After the impurities settle, the clear juice is transferred to the first of a series of metal vats where the juice’s water content is continuously boiled off. The juice goes through eight vats, with the juice transferred to the next vat after about 50% of the water has boiled off. The juice gets darker and thicker as it’s boiled, turning from a watery dark green juice to a thick dark brown syrup as it cooks. The fires beneath the vats are fueled by dried crushed sugarcane.
After several hours, the syrup is almost ready. Mike tests the syrup to check if the sugar will crystallize properly. He does this by dipping a stick into the hot syrup and letting it drip into a coconut shell bowl filled with water, cooling the syrup instantly. If the syrup solidifies into crackly tendrils, then it’s ready. If the syrup becomes gummy, it needs a few more hours of cooking. Mike is one of only two people on the farm who can give the order to cool the syrup. This is because this stage is so crucial to the production process. If the syrup is cooled too soon, the potentially high-quality sugar turns into a chunky, gummy mess.
When it’s ready to cool, the syrup is transferred to a cooling trough. The syrup is continuously stirred to make sure it cools evenly.

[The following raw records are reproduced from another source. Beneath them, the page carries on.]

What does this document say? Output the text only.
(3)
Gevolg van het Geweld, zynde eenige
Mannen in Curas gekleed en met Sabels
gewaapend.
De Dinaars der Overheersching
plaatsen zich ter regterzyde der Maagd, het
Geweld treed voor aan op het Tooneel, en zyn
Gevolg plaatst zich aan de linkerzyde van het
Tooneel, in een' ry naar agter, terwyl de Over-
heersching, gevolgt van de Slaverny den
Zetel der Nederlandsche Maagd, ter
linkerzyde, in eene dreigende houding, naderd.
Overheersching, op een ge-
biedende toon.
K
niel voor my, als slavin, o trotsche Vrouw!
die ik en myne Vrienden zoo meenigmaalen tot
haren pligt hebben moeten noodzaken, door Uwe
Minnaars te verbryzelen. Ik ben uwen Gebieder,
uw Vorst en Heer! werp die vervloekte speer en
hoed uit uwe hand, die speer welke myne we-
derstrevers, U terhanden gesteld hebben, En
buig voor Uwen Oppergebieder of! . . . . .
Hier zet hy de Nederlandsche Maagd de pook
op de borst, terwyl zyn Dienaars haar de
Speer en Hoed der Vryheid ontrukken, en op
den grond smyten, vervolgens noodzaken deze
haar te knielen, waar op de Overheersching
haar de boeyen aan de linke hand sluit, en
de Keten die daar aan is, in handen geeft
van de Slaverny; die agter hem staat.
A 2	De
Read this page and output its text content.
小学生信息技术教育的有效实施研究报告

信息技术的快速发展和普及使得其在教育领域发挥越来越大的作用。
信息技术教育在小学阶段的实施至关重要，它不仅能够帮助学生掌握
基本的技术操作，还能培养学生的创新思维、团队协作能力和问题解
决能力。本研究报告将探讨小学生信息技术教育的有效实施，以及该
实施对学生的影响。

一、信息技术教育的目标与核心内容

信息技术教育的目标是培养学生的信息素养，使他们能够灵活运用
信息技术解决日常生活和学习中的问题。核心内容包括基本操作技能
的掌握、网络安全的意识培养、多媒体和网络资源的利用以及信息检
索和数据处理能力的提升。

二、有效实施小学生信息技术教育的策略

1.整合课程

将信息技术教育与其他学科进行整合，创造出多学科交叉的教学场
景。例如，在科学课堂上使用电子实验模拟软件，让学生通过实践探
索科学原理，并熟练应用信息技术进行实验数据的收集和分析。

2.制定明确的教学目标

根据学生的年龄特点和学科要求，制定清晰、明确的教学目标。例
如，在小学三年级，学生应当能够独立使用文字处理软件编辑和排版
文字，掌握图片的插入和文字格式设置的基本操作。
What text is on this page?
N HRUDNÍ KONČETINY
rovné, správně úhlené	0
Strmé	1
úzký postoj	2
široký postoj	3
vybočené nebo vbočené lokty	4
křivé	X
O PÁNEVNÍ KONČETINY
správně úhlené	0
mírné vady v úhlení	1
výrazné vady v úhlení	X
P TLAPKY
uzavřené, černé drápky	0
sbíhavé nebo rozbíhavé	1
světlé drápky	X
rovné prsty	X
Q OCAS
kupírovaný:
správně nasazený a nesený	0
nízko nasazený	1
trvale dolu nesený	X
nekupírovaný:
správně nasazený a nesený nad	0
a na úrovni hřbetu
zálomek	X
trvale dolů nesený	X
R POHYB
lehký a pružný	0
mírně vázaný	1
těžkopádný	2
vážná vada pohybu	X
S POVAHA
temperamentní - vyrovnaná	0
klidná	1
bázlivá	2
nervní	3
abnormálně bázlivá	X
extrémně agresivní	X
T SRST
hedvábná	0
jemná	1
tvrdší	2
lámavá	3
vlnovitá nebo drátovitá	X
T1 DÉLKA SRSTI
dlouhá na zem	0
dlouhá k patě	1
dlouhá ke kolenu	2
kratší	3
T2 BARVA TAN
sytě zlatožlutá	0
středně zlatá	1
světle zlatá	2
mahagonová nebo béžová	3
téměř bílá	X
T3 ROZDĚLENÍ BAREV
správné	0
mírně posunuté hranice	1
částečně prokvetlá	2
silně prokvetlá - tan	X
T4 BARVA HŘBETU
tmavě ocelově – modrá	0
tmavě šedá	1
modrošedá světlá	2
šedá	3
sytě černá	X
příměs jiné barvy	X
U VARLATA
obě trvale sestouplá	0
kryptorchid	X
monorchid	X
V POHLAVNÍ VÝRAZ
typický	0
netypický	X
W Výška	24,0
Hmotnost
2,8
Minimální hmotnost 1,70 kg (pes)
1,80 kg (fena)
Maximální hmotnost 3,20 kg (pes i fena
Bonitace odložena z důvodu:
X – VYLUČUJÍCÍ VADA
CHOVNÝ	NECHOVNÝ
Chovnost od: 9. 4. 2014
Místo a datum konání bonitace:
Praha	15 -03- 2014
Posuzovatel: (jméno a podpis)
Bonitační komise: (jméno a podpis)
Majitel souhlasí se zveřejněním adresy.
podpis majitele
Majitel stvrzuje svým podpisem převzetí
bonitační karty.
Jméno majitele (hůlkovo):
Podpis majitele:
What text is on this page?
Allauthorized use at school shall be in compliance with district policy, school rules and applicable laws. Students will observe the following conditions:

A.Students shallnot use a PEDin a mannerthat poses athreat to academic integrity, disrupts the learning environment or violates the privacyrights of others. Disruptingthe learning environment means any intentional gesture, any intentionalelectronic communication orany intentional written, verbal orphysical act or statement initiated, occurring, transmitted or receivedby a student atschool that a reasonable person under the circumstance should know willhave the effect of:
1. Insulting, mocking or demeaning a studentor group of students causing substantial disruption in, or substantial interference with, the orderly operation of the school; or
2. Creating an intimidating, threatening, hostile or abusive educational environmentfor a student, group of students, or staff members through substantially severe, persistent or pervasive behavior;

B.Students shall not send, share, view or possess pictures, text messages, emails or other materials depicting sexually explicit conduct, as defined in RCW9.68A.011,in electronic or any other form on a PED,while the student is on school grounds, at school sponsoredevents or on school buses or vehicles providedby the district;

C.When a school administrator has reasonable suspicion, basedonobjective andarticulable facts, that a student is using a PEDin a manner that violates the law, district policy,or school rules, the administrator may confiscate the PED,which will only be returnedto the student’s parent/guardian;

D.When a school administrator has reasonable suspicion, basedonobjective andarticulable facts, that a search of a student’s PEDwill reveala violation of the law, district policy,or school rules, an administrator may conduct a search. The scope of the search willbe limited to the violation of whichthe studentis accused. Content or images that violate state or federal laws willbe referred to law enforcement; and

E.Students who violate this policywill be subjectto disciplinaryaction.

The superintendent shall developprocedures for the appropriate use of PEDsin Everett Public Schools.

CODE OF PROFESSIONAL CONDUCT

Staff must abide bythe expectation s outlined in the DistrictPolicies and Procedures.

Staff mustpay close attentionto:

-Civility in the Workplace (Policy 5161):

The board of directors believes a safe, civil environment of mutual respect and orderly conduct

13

The muscuvado sugar is then put into sacks. If sugar prices are good, the sugar can be sold for P2,500-P3,000 per sack, depending on the quality of the sugar. The mill operates 24 hours a day during harvest time, with each team of workers taking 8-hour shifts. Each team is composed of four to five people, producing about eight sacks of muscovado per shift. At present, the sugar the hacienda produces is not considered “food-grade” because it still has some impurities in it that the largely manual processing was not able to remove. Because of this, Mike still relies on middle men to process the sugar further to make it saleable. He hopes to invest in a more mechanized production process in the next few years.